A nonhuman identity is any machine or software identity used to access systems, including service accounts, API keys, tokens, certificates, workloads, bots, and AI agents. In practice, it needs the same governance discipline as human identity, but with stronger emphasis on runtime context, lifecycle automation, and revocation.
Expanded Definition
Nonhuman identity is the operational identity layer for machines, software, and autonomous systems that must authenticate, authorize, and be governed like human users. The term includes service accounts, API keys, OAuth tokens, certificates, workloads, bots, and AI agents, but usage in the industry is still evolving when it comes to boundaries around ephemeral workloads and delegated agent actions. In practical IAM programs, an NHI is not just a credential artifact; it is the combination of identity, privilege, lifecycle state, and runtime context that determines what a machine can do and for how long.
That distinction matters because a nonhuman identity often has broader reach than a person account, especially in CI/CD, cloud APIs, and machine-to-machine integrations. The governance model should therefore emphasize inventory, ownership, rotation, offboarding, and runtime authorization, not just static issuance. NIST’s NIST Cybersecurity Framework 2.0 provides a useful control lens for this discipline, even though it does not define NHI as a standalone category. For a deeper NHI-specific reference, see the Ultimate Guide to NHIs and the anchored explainer Ultimate Guide to NHIs — What are Non-Human Identities.
The most common misapplication is treating NHI as a synonym for a single secret or account object, which occurs when teams ignore the downstream systems, privilege scope, and revocation path attached to that identity.
Examples and Use Cases
Implementing nonhuman identity rigorously often introduces lifecycle overhead, requiring organisations to weigh stronger containment against slower automation and more frequent rotation.

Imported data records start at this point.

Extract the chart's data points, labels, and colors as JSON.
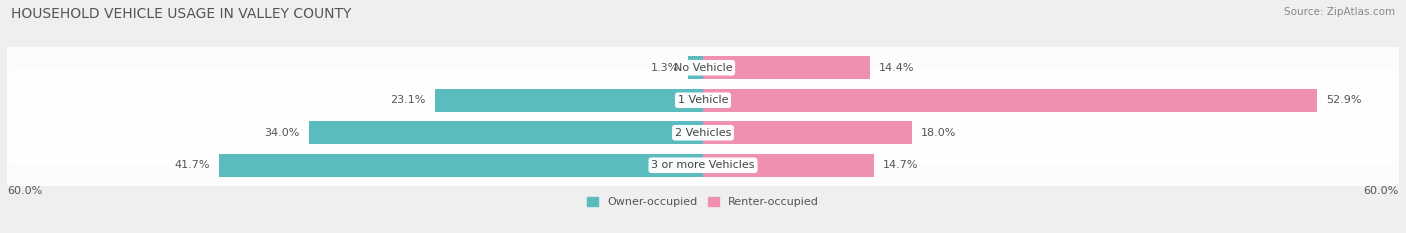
{
  "title": "HOUSEHOLD VEHICLE USAGE IN VALLEY COUNTY",
  "source": "Source: ZipAtlas.com",
  "categories": [
    "No Vehicle",
    "1 Vehicle",
    "2 Vehicles",
    "3 or more Vehicles"
  ],
  "owner_values": [
    1.3,
    23.1,
    34.0,
    41.7
  ],
  "renter_values": [
    14.4,
    52.9,
    18.0,
    14.7
  ],
  "owner_color": "#5bbcbf",
  "renter_color": "#f090b0",
  "axis_max": 60.0,
  "axis_label": "60.0%",
  "bar_height": 0.72,
  "background_color": "#efefef",
  "row_bg_color": "#e0e0e0",
  "legend_owner": "Owner-occupied",
  "legend_renter": "Renter-occupied",
  "title_fontsize": 10,
  "source_fontsize": 7.5,
  "label_fontsize": 8,
  "category_fontsize": 8
}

- A CI/CD pipeline uses short-lived credentials to deploy infrastructure, with access bounded by environment and release stage rather than a permanent token.
- An API integration for customer support is issued a service account that can read tickets but cannot export production data, reducing blast radius if exposed.
- An AI agent with tool access is granted narrowly scoped permissions to retrieve documents and draft actions, while human approval remains required for sensitive changes.
- A workload identity in Kubernetes replaces hard-coded secrets in manifests, aligning runtime trust with the pod’s actual execution context.
- An external contractor’s automation token is time-boxed and revoked at offboarding, instead of being left active after the project ends.
These patterns are discussed in breach and issue analyses such as 52 NHI Breaches Analysis and Top 10 NHI Issues, where weak secret handling and excessive access repeatedly turn routine automation into a security liability. For implementation context, NIST Cybersecurity Framework 2.0 is useful for mapping these cases to asset management, access control, and recovery practices.
Why It Matters in NHI Security
NHI security matters because machine identities scale faster than human governance usually does. NHIMG’s Ultimate Guide to NHIs reports that NHIs outnumber human identities by 25x to 50x in modern enterprises, which means even modest control gaps can create a large attack surface. When a nonhuman identity is overprivileged, unrotated, or undocumented, attackers often inherit durable access that is harder to detect than a stolen password.
That is why NHI governance is tightly linked to secrets management, PAM, RBAC, ZSP, and Zero Trust Architecture. Guidance from 52 NHI Breaches Analysis shows how repeated compromise patterns emerge when machine credentials are left with long-lived trust and weak ownership. In practice, the core problem is not only access issuance, but also revocation latency, stale permissions, and hidden dependencies across services and agents.
Organisations typically encounter the operational consequence only after a token leak, unexpected privilege escalation, or failed offboarding, at which point nonhuman identity becomes unavoidable to address.
Standards & Framework Alignment
This section maps relevant standards and security frameworks to the operational risks and controls described in this guidance.
OWASP Non-Human Identity Top 10 address the attack and risk surface, while NIST CSF 2.0 and NIST Zero Trust (SP 800-207) set the governance and control requirements practitioners need to meet.
| Framework | Control / Reference | Relevance |
|---|---|---|
| OWASP Non-Human Identity Top 10 | NHI-02 | Covers secret sprawl and improper machine credential management. |
| NIST CSF 2.0 | PR.AC-1 | Identity and access management principles apply to machine identities too. |
| NIST Zero Trust (SP 800-207) | AC-4 | Zero Trust requires each NHI request to be continuously authorized. |
Inventory NHI secrets, rotate them, and remove hard-coded credentials from code and config.